Coordenadora do Gapi (Grupo de Atuação e Pesquisa em Infectologia) da UEL, a pesquisadora e enfermeira lembra que Londrina registrou média anual de 200 casos da doença até 2012. No entanto, o número caiu com o passar da década, chegando a 28 (2020), 26 (2021) e 12 no ano passado. Dentre os fatores que explicam o fenômeno, aponta a professora, estão o processo de reorganização do sistema de saúde e, mais recentemente, as novas demandas trazidas com a pandemia da Covid-19, além de doenças como a tuberculose e a dengue.

“Todos os profissionais da saúde das UBS (unidades básicas de saúde) são capacitados para identificar um caso minimamente suspeito e fazer a notificação. Mas, observamos que a partir da descentralização do sistema de saúde e, mesmo havendo todo o conhecimento, não há mais um olhar para essa doença. Talvez a falta de planejamento, de acompanhamento de entrada e saída de servidores que se aposentam. Acreditamos que também possa ser um viés que colabora para a redução das notificações”, explica a professora.

Para aumentar as chances de identificação da hanseníase em moradores da Região Metropolitana de Londrina (RML), o Gapi vem realizando capacitações com equipes da atenção básica em Saúde. No ano passado, 206 dos 270 Agentes Comunitários de Saúde da secretaria municipal de Saúde de Londrina participaram desta atividade.

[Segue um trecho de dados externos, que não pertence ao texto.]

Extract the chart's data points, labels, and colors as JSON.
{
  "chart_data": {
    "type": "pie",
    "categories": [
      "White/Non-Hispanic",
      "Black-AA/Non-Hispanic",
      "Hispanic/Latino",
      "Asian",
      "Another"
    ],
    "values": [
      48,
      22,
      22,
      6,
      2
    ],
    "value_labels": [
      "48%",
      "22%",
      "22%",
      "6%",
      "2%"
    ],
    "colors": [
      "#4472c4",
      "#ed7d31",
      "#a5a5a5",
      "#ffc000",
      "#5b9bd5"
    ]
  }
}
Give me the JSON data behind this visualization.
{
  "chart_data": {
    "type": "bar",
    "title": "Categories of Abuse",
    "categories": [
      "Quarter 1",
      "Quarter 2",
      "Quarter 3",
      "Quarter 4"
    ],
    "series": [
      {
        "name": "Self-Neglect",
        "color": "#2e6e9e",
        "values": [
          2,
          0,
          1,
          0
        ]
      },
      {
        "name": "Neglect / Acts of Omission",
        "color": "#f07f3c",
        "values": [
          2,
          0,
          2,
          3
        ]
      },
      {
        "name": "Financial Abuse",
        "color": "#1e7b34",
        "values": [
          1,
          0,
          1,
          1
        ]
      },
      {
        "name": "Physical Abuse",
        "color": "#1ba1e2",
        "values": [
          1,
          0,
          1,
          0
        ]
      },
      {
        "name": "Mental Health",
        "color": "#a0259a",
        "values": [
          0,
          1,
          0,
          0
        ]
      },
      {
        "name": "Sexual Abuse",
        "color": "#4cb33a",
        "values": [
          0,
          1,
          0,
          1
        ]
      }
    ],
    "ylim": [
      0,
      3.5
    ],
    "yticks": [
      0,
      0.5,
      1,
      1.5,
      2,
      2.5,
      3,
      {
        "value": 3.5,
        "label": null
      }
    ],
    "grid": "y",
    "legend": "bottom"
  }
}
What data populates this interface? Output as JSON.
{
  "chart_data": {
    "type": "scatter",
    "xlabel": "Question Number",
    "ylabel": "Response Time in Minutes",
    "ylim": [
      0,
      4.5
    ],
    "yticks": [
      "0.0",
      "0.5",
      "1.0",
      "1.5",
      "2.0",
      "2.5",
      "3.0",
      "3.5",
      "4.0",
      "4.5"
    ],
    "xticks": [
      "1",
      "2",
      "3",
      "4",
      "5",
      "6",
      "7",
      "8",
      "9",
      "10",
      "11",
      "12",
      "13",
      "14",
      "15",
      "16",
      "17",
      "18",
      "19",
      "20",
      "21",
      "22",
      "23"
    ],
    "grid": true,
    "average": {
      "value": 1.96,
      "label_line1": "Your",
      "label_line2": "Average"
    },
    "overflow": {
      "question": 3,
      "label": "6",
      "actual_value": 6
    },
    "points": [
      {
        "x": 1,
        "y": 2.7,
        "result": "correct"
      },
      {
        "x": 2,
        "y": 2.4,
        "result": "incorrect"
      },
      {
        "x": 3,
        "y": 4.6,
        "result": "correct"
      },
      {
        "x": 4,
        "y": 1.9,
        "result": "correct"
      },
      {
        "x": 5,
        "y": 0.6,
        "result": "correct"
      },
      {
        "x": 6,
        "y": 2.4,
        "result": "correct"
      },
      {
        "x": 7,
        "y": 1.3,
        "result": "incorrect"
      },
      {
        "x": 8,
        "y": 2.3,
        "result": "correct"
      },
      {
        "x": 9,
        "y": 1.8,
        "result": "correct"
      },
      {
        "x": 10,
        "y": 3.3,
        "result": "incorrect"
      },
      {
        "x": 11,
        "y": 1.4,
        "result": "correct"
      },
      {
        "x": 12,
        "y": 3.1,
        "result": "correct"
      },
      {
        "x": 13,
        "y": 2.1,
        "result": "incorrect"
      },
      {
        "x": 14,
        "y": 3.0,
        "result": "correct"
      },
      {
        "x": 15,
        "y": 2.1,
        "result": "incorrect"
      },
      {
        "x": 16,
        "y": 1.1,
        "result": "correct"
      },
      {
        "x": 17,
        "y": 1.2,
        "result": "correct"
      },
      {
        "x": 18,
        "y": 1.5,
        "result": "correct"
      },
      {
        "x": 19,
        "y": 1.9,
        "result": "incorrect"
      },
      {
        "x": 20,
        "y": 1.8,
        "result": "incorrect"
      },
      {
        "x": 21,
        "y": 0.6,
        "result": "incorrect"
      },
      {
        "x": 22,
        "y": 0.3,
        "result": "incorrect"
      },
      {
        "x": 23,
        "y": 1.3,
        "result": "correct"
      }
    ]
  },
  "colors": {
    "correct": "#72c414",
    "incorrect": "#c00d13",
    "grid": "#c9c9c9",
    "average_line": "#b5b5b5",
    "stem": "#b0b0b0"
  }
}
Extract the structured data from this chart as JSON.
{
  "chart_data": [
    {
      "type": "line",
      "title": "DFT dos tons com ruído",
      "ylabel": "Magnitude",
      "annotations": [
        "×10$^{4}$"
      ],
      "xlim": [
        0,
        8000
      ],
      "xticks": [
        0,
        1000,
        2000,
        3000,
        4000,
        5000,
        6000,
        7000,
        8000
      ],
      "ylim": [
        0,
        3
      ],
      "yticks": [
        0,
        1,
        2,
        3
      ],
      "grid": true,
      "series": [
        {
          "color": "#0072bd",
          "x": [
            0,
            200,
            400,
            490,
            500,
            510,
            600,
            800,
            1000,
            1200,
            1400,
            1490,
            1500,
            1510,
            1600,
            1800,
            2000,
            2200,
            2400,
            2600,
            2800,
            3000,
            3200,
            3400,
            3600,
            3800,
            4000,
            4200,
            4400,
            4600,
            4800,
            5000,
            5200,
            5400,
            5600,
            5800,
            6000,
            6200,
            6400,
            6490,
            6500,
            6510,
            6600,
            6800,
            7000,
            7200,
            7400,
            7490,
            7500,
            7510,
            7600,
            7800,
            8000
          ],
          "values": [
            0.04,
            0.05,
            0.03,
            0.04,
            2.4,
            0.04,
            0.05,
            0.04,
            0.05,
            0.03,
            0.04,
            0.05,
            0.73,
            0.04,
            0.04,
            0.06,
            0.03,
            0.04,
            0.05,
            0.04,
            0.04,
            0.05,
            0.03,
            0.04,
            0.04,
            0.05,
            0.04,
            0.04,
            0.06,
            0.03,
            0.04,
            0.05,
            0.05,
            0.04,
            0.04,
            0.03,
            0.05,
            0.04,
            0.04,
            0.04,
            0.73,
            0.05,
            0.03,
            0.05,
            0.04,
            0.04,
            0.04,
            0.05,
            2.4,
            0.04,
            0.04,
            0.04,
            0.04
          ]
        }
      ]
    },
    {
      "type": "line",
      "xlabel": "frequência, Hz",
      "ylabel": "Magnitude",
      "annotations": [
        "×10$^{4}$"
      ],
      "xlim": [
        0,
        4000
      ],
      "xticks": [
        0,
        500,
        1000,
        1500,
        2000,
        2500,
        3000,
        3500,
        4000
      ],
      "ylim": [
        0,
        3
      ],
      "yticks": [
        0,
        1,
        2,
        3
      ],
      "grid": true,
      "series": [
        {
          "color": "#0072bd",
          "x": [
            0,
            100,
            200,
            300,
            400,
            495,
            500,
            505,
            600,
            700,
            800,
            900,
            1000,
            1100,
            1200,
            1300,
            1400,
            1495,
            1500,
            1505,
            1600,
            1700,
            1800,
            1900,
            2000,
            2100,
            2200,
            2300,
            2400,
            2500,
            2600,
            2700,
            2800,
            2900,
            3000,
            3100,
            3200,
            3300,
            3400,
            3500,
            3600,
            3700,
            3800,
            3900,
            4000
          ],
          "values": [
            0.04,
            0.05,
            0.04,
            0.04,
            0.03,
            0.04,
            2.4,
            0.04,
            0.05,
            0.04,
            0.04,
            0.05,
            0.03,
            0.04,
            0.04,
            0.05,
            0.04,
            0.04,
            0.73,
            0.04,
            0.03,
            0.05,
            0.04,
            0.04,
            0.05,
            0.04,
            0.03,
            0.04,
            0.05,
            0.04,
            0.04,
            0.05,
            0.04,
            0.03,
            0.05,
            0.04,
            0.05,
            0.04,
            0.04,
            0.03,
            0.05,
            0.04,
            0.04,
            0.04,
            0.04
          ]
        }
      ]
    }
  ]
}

Para este ano, o objetivo é levar os conhecimentos para os profissionais que atuam nos municípios da 17ª Regional de Saúde, atualmente focados no combate à epidemia de dengue. “Queremos levar para os 21 municípios da 17ª Regional com outros 470 agentes, sendo 70 de Londrina, totalizando 676”, conta.

NO BRASIL

Em 2019, o Brasil registrou 28,8 mil casos de hanseníase, número que representou uma estabilidade em comparação com 2018 e 2017. No entanto, com as atenções voltadas à pandemia da Covid-19 e às medidas restritivas em 2020, o total de diagnósticos de hanseníase foi bem menor, 18 mil, acendendo um alerta dos especialistas para o fenômeno da subnotificação da doença.

Mesmo assim, os números colocam o Brasil em primeiro lugar no ranking de países com maior incidência de hanseníase e em segundo quando considerado o total de casos, atrás apenas da Índia.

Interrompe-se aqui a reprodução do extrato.